Duda o wysłaniu wojsk na Ukrainie
- To była wypowiedź, która została sformułowana językiem dyplomatycznym. Bardzo wyraźnie powiedziałem, że jesteśmy w NATO. Druga część mojej wypowiedzi była bardzo delikatnym „nie”. Ja miałem na myśli, że gdyby NATO miało takie zamiary, to trzeba byłoby się nad tym bardzo dobrze zastanowić, bo to poważna decyzja. W UE gdy się chce powiedzieć „nie”, to mówi się, że jakaś propozycja jest przedwczesna. To było dyplomatyczne nie, chociażby ze względu na szacunek dla Zbigniewa Bujaka.
- Chce powiedzieć jasno i wyraźnie: absolutnie na pierwszym miejscu jest dla mnie bezpieczeństwo Polski i Polaków. To jest rzecz podstawowa. Nie mam i nie miałem zamiaru sugerować, żeby polskie wojska mogłoby pojechać na Ukrainę. Nie ma dziś takiej opcji w ogóle, nie ma sytuacji, by było to w polskim interesie.
- Ja nie mogę sobie pozwolić na to, by premier Kopacz kłamała, zupełnie wypaczyła sens mojej wypowiedzi.
Duda o prezydencie Komorowskim
- Nie spodziewałem się, że pan prezydent z takim atakiem wystąpi.
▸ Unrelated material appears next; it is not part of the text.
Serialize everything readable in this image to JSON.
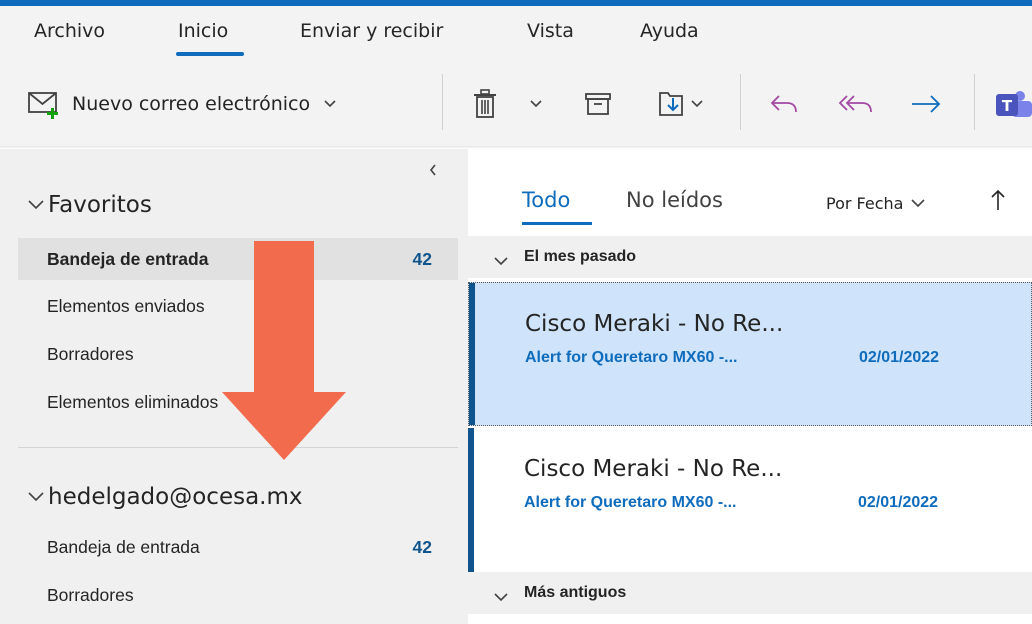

Miałem nadzieję, że rozumie język dyplomacji i kontekst czyta.
- Potwierdza się to, że prezydent Komorowski ma problem z językiem dyplomacji. Jeżeli weźmie się jego wypowiedzi np. o kobietach z Danii, kaszalotach, o tym, że przygotowywana jest strategia wyjścia Polski z NATO, albo o tym, że zwycięstwo w rajdzie Paryż-Dakar „zapłodni” mieszczuchów, to widać, że prezydent ma z tym problem.
- Doradzam więcej rozwagi, jeśli chodzi o politykę wschodnią. Ostatnim polskim prezydentem, który prowadził skuteczną politykę wschodnią był śp. Lech Kaczyński. To był pokaz skutecznej polityki np. zatrzymanie czołgów jadących na Gruzję.
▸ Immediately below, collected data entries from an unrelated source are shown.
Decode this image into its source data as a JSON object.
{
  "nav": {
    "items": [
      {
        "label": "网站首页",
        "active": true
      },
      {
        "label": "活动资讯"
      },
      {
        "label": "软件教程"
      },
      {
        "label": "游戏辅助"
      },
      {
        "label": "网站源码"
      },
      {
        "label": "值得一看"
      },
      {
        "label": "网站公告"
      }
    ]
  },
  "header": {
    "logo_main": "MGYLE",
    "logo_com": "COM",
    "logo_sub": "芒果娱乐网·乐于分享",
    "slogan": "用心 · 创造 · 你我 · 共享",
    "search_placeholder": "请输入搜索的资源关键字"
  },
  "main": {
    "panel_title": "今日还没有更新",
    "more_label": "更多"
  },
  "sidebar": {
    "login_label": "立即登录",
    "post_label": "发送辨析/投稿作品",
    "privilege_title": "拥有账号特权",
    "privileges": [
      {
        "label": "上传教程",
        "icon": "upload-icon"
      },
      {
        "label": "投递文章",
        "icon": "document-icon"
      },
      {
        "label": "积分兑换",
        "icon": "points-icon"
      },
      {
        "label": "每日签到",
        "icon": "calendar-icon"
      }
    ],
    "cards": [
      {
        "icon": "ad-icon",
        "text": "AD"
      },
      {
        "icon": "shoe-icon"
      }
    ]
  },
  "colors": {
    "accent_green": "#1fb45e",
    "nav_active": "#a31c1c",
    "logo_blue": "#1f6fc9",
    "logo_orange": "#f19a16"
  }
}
- Nie dalej niż 2 grudnia 2013r. pan prezydent rozmawiał z prezydentem Janukowyczem, jak komentował to 3 grudnia Roman Kuźniar, to była rozmowa przyjacielsko-ostrzegawcza. Pan prezydent ostrzegał Janukowycza, żeby nie doszło do rozlewu krwi, i jak stwierdził Roman Kuźniar prezydent ma „specjalne możliwości” na Ukrainie. To, co się później na Ukrainie stało, to że pan prezydent Janukowycz uciekł ze swojego kraju, a dziś chroni się w cieniu Kremla. To pokazuje, jak skuteczna jest polityka wschodnia prezydenta Komorowskiego.
- Pan prezydent kompletnie mojej wypowiedzi nie zrozumiał.
Czwartkowe uderzenie w Andrzeja Dudę w wykonaniu premier Kopacz i później prezydenta Komorowskiego na tle wypowiedzi o Ukrainie to pierwsza taka sytuacja w kampanii prezydenckiej. I PiS próbuje ją wykorzystać do pokazania błędów Platformy w polityce wschodniej, a także niezręczności dyplomatycznych prezydenta. W przyszłości usłyszymy zapewne wielokrotnie o jego wypowiedzi dot. „kaszalotów”, a także o innych mało fortunnych stwierdzeniach.
Nie ma więc wątpliwości, że cała ta sytuacja to nowy etap kampanii prezydenckiej, która formalnie nie została nawet jeszcze ogłoszona. Dla Dudy to także szansa na budowanie swojej politycznej rozpoznawalności. W styczniowym sondażu CBOS o kandydacie PiS na prezydenta nie słyszało 36% ankietowanych, a obojętnych wobec niego jest 21%. Dudzie ufa 23% (+5).
fot. PiS.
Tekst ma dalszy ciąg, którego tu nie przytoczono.